Let’s be honest, anonymous shopping is so easy these days. Swipe, beep, swipe, beep, goes the routine. And off home we go with our bags full of Chilean asparagus, Kenyan beans, and New Zealand hoki (it’s a fish, the stocks of which look increasingly threatened). There is usually no discussion in the generic environment of the supermarket as to the provenance or sustainability of the food we buy – bar the marketing blurb that “reassures” us that produce is “Scottish”, or “English”, or “British” – apart, of course, from when it frequently isn’t any of these things. There’s no real explanation about what’s on offer, other than a passing indication of country of origin, and maybe – if we are lucky – a diminutive name check for the producer. There certainly seems to be little genuine passion from big retailers about the produce filling the supermarkets’ aisles.  But it doesn’t have to be like this.

Mull cheese and smoked trout from Belhaven.
Cheese from Mull, smoked trout from Belhaven.

Yesterday, at Edinburgh’s Summerhall, knowledge and passion were in abundance.
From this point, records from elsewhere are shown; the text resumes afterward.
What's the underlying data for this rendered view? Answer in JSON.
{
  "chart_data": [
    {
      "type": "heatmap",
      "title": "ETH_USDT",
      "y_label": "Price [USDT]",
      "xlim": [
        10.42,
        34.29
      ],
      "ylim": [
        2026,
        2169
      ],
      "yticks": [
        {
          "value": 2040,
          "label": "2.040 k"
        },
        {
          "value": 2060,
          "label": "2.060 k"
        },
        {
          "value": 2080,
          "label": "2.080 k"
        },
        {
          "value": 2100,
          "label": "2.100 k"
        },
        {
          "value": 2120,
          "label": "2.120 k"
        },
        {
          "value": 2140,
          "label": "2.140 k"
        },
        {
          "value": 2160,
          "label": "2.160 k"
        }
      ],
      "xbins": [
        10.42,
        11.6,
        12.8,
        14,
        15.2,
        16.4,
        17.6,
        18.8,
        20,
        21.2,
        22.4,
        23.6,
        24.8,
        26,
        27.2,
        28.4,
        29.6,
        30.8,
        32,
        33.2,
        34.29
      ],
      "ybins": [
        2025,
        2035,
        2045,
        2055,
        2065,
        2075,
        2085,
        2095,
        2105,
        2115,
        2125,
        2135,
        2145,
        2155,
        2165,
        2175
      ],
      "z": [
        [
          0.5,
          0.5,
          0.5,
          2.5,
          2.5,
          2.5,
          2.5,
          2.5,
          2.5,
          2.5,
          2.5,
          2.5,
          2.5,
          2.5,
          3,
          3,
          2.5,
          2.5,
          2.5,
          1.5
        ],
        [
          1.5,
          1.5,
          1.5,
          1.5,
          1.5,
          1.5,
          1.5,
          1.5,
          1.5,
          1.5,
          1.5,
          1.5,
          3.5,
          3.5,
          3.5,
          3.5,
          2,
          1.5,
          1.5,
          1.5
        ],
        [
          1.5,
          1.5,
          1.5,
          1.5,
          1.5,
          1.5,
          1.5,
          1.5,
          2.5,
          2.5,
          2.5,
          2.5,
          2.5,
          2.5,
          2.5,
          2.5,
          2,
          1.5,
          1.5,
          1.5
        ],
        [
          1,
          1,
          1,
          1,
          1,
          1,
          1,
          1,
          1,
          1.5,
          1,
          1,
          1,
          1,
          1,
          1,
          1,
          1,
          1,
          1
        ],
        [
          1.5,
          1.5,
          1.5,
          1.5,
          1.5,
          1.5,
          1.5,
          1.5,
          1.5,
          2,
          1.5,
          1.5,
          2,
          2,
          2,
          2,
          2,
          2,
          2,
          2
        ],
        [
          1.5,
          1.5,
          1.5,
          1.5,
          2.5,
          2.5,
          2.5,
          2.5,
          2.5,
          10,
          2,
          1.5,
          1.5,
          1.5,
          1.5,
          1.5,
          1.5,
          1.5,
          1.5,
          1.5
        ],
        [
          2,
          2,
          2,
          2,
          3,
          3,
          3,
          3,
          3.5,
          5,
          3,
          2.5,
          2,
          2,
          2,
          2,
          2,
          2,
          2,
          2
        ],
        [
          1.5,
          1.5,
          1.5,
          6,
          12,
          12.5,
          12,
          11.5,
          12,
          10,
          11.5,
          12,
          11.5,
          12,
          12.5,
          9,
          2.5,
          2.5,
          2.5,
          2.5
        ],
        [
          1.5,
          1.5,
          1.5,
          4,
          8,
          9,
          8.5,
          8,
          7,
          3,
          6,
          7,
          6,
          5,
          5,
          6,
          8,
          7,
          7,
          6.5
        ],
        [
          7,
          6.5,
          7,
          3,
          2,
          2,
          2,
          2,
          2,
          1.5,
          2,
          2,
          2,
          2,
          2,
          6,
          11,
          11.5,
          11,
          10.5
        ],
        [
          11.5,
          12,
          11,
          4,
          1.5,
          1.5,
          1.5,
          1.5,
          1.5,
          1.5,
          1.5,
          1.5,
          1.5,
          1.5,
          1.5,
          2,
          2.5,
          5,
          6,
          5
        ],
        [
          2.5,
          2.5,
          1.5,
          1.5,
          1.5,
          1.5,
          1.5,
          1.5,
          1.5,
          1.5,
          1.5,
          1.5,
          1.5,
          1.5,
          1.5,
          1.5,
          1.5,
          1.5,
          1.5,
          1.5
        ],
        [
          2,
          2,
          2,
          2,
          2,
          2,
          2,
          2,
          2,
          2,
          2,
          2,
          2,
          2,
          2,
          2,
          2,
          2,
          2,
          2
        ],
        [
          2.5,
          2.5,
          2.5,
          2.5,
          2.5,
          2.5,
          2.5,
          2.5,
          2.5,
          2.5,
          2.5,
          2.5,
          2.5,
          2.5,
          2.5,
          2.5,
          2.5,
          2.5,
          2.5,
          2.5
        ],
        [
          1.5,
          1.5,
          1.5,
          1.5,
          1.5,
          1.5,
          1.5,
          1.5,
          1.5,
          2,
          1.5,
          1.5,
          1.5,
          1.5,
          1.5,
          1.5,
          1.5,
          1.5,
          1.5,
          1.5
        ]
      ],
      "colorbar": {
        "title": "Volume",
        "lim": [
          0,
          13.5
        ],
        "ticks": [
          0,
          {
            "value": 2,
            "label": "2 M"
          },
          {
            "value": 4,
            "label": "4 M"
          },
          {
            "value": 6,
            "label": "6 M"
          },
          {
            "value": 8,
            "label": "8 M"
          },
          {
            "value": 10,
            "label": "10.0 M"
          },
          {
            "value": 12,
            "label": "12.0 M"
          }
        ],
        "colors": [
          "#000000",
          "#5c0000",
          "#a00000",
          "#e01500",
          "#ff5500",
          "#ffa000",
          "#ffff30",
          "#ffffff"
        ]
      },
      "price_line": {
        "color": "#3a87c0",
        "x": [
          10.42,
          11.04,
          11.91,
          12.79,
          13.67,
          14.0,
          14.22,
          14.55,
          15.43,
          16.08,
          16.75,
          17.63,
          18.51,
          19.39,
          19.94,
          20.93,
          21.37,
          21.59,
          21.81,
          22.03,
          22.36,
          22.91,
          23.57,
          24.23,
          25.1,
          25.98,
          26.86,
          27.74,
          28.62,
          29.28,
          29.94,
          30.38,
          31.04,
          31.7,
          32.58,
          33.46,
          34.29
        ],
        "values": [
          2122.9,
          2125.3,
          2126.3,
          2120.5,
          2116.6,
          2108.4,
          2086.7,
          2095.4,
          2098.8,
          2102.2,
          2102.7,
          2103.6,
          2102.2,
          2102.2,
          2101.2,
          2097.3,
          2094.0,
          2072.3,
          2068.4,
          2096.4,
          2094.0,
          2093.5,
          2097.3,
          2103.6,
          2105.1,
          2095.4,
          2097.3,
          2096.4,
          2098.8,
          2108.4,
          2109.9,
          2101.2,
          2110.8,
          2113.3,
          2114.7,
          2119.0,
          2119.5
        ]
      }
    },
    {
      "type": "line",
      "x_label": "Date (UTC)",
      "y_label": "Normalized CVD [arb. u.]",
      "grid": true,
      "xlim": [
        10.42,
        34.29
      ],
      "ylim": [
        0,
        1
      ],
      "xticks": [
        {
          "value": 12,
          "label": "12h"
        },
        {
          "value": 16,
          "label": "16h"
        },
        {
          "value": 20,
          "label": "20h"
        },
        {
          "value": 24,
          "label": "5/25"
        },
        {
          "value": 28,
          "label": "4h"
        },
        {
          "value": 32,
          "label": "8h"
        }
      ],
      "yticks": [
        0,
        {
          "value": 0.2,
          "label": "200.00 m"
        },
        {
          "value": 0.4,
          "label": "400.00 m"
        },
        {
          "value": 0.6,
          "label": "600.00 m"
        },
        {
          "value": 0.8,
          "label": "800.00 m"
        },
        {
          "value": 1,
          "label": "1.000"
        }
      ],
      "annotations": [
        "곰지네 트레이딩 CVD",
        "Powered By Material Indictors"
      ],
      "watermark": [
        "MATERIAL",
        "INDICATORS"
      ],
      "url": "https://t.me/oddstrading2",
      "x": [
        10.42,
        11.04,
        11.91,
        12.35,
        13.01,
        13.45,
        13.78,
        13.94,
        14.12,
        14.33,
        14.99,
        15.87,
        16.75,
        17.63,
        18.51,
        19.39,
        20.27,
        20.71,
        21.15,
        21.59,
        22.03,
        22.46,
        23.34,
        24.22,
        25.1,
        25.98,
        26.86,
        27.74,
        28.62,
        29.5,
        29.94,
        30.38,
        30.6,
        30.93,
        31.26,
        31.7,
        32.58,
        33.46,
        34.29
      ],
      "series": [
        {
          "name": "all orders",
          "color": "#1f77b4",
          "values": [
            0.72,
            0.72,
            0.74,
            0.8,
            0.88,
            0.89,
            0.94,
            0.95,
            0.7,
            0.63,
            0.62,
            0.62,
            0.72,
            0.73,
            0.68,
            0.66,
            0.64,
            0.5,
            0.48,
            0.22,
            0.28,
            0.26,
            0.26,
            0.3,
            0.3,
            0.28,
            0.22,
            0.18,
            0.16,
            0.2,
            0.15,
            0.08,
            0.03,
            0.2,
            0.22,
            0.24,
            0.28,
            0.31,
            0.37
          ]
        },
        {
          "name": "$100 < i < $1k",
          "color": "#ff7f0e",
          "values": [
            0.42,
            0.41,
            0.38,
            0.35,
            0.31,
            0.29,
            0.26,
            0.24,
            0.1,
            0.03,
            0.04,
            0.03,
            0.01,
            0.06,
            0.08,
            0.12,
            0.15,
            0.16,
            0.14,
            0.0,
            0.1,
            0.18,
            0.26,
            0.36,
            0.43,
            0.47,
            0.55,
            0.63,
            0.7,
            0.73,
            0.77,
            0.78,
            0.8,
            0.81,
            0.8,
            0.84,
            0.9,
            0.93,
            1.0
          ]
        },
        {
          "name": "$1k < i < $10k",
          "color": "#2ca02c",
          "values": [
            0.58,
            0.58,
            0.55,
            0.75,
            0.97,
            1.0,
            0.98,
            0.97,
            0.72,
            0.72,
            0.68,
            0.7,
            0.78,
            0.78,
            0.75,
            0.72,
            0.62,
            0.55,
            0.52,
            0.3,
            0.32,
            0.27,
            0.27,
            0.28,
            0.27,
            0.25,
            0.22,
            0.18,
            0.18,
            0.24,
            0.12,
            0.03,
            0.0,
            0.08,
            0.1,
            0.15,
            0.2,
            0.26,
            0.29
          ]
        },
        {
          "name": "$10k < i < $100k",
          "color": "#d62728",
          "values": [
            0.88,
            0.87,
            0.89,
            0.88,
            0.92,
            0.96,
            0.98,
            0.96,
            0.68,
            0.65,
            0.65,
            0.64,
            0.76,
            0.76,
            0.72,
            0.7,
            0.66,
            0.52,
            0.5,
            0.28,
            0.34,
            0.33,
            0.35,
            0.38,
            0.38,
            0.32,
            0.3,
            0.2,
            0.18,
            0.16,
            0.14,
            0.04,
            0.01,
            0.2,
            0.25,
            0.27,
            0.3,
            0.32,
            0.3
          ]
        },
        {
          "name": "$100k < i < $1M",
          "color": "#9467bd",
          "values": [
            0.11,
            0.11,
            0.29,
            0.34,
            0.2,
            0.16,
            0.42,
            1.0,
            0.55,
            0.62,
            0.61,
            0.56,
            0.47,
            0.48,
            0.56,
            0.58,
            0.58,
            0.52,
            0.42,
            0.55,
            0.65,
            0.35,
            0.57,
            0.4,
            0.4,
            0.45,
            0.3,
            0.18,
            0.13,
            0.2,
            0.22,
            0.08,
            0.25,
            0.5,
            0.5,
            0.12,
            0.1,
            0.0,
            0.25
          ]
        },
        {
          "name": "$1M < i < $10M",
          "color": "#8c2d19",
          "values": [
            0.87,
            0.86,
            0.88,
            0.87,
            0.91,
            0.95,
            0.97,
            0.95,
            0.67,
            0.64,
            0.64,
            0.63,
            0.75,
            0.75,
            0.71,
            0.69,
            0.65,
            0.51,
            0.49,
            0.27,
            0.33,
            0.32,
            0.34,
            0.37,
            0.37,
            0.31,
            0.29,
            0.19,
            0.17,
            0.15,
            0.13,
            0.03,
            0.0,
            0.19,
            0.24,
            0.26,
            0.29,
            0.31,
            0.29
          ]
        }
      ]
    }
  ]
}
The event featured producers, suppliers and restaurateurs from across Scotland, each with stalls packed with (mostly) locally sourced ingredients and produce. All supporters of the slow food ethos, everyone had a story to tell, and every stall was a bit different. To be honest, such was the enthusiasm of all those involved for what they were doing, there was a danger of being slightly overwhelming – but not in a bad way. To taste such quality produce and hear about the connection those serving it had with what they were offering was inspirational. It was great to experience so much of that genuine buzz in one place, at one time.


I asked Neil Forbes – Chef/Proprietor of Edinburgh brasserie, Café St Honore – why he was at the event. “My gran’s soup”, he replied, somewhat enigmatically. He went on to explain that she used the best, freshest – and often home-grown – ingredients when she cooked it. That has influenced Neil’s take on food ever since. What’s not inspirational about those values?

Equally, chatting to Sascha Grierson about the organic meat company she, and her husband Hugh, run provided me with an interesting insight. “Sometimes, people ask about our marketing ‘department'” she laughingly said. “That would be me. And the accounts department, and I’m often the person on the stall at the farmers’ markets, too” Sascha explained. This emphasised that more often than not the organisations involved in the slow food movement are comparatively modest in size, and operate without the resources and infrastructure available to the large-scale food conglomerates. But speak to anyone involved in slow food and it’s apparent that they are people with a real devotion to what they produce and sell, and a genuine interest in the people they sell it to.  This is what drives their success.

Scottish Café & Restaurant produce & sustainability award.
Scottish Café & Restaurant produce & sustainability award.

I’d like to add how great it was to also speak to proprietors and staff from: Centotre, and the Scottish Café & Restaurant ; the Stockbridge Restaurant; the Cumberland Bar; the Edinburgh Larder; Mara Seaweed; 63 Tay Street Restaurant; The Monachyle Mhor Hotel; and the Roost; as well as representatives from Slow Food UK. Thank you all for putting on a truly inspirational event. It’s a pleasure to write about it and, in doing so, to try and inspire others to think about how and where the food they eat is produced and prepared.